Children under 12 and people who cannot wear a face covering for a medical or behavioural reason are also exempt. I’ll bring you more of the police comments on this in a moment.
Those of us in the Melbourne and Mitchell shire lockdown area have now been under lockdown for 14 days. So, happy anniversary. Yesterday Victoria recorded 484 new cases in 24 hours – higher than the previous national total. And the state’s chief health officer, Brett Sutton, has said we can expect a few more days with case numbers about 500 to 600.

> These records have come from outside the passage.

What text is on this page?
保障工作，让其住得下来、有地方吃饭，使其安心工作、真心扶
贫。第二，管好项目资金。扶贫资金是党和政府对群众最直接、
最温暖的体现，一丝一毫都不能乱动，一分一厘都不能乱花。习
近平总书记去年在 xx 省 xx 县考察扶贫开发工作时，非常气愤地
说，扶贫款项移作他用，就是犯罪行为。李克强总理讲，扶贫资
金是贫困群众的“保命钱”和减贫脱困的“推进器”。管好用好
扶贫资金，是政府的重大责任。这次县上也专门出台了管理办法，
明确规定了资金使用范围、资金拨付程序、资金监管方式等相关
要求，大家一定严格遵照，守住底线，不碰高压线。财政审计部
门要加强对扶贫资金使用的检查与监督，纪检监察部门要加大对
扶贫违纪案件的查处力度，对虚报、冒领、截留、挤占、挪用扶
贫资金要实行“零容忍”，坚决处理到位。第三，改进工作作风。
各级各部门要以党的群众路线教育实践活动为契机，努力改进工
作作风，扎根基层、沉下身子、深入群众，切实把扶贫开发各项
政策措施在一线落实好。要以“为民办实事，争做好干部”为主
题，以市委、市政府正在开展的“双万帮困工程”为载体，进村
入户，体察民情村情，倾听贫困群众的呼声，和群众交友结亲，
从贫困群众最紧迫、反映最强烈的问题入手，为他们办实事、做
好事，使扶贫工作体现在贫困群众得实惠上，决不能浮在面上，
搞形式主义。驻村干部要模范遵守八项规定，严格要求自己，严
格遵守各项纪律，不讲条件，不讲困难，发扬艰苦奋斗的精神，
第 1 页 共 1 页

In NSW, residents and staff at the Ashfield Baptist Homes aged care home are awaiting the results of coronavirus tests after a staff member tested positive following a meal at the Thai Rock restaurant in Sydney’s west. The staff member in question didn’t work while symptomatic. As of yesterday there were 37 cases associated with the Thai Rock restaurant cluster.
In Melbourne there are 45 aged care facilities with at least one Covid-19 case, split about 50-50 between residents and staff.